Important Information for Investors and Shareholders

This report may be deemed to be solicitation material in respect of the proposed acquisition of the Company by Parent that may result from the Merger Agreement. The Company intends to file with the SEC a proxy statement (the “Proxy Statement”) relating to the proposed transaction. INVESTORS AND SECURITY HOLDERS OF THE COMPANY ARE URGED TO READ THE PROXY STATEMENT AND THE OTHER RELEVANT MATERIALS FILED WITH THE SEC, IF AND WHEN THEY BECOME AVAILABLE, BECAUSE THEY WILL CONTAIN IMPORTANT INFORMATION ABOUT THE COMPANY, PARENT AND THE PROPOSED ACQUISITION, IF ANY. Investors and security holders may obtain a copy of the Proxy Statement and other relevant materials filed with the SEC free of charge (when they become available) at the SEC’s web site at www.sec.gov. The Proxy Statement and such other documents, if and when they become available, may also be obtained free of charge on the Company’s website at www.presidentiallife.com under the tab “Investor Relations.”

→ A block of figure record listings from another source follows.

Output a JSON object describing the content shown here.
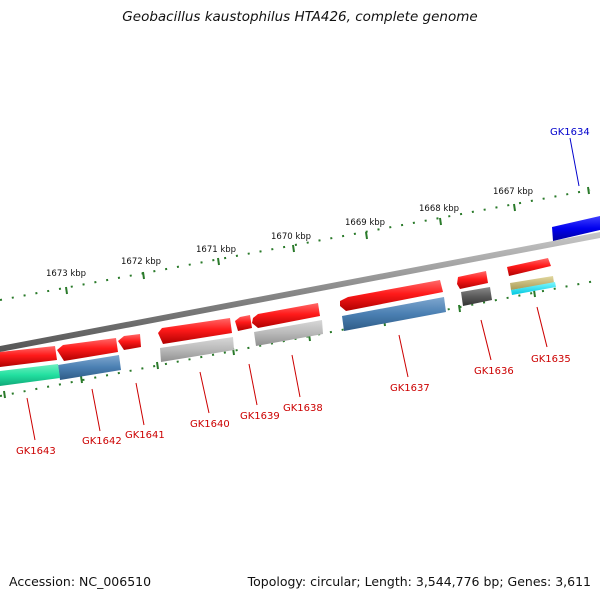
{
  "title": "Geobacillus kaustophilus HTA426, complete genome",
  "accession": "Accession: NC_006510",
  "topology": "Topology: circular; Length: 3,544,776 bp; Genes: 3,611",
  "colors": {
    "backbone": "#8a8a8a",
    "ticks": "#2a7a2a",
    "label_red": "#cc0000",
    "label_blue": "#0000cc"
  },
  "kbp_labels": [
    "1667 kbp",
    "1668 kbp",
    "1669 kbp",
    "1670 kbp",
    "1671 kbp",
    "1672 kbp",
    "1673 kbp"
  ],
  "genes": [
    {
      "id": "GK1634",
      "label": "GK1634",
      "color": "blue"
    },
    {
      "id": "GK1635",
      "label": "GK1635",
      "color": "red"
    },
    {
      "id": "GK1636",
      "label": "GK1636",
      "color": "red"
    },
    {
      "id": "GK1637",
      "label": "GK1637",
      "color": "red"
    },
    {
      "id": "GK1638",
      "label": "GK1638",
      "color": "red"
    },
    {
      "id": "GK1639",
      "label": "GK1639",
      "color": "red"
    },
    {
      "id": "GK1640",
      "label": "GK1640",
      "color": "red"
    },
    {
      "id": "GK1641",
      "label": "GK1641",
      "color": "red"
    },
    {
      "id": "GK1642",
      "label": "GK1642",
      "color": "red"
    },
    {
      "id": "GK1643",
      "label": "GK1643",
      "color": "red"
    }
  ]
}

The Company and its respective directors and executive officers may be deemed to be participants in the solicitation of proxies of the Company’s shareholders in connection with the proposed acquisition. Information regarding these participants, and their ownership of Company Common Stock, is contained in its Annual Report on Form 10-K for the year ended December 31, 2011, filed with the SEC on March 15, 2012, and will be contained in the Proxy Statement.

 

Item 9.01. Financial Statements and Exhibits.

 

  (d) Exhibits

The following Exhibits are filed as part of this Report.

 

Exhibit 2.1*    Agreement and Plan of Merger, dated as of July 12, 2012, by and among Presidential Life Corporation, Athene Annuity & Life Assurance Company and Eagle Acquisition Corp.
Exhibit 10.1    Letter Agreement between Presidential Life Insurance Company, Presidential Life Corporation and Donald L. Barnes, dated July 12, 2012
Exhibit 10.2    Letter Agreement between Presidential Life Insurance Company, Presidential Life Corporation and P.B. (Pete) Pheffer, dated July 12, 2012
Exhibit 10.3    Letter Agreement between Presidential Life Insurance Company, Presidential Life Corporation and Mark Abrams, dated July 12, 2012
Exhibit 99.1    Joint Press Release issued by Presidential Life Corporation and Athene Annuity & Life Assurance Company on July 13, 2012

 

* Schedules and exhibits omitted pursuant to Item 601(b)(2) of Regulation S-K. The Company agrees to furnish supplementally a copy of any omitted schedule to the Securities and Exchange Commission upon request.

 


SIGNATURE

Pursuant to the requirements of the Securities Exchange Act of 1934, the Registrant has duly caused this Report to be signed on its behalf by the undersigned hereunto duly authorized.

 

    PRESIDENTIAL LIFE CORPORATION
Date: July 13, 2012     By:   /s/ Donald L. Barnes
    Name:   Donald L. Barnes
    Title:   Chief Executive Officer


EXHIBIT INDEX

 

Exhibit 2.1*    Agreement and Plan of Merger, dated as of July 12, 2012, by and among Presidential Life Corporation, Athene Annuity & Life Assurance Company and Eagle Acquisition Corp.
Exhibit 10.1    Letter Agreement between Presidential Life Insurance Company, Presidential Life Corporation and Donald L. Barnes, dated July 12, 2012
Exhibit 10.2    Letter Agreement between Presidential Life Insurance Company, Presidential Life Corporation and P.B. (Pete) Pheffer, dated July 12, 2012
Exhibit 10.3    Letter Agreement between Presidential Life Insurance Company, Presidential Life Corporation and Mark Abrams, dated July 12, 2012
Exhibit 99.1    Joint Press Release issued by Presidential Life Corporation and Athene Annuity & Life Assurance Company on July 13, 2012

 

* Schedules and exhibits omitted pursuant to Item 601(b)(2) of Regulation S-K. The Company agrees to furnish supplementally a copy of any omitted schedule to the Securities and Exchange Commission upon request.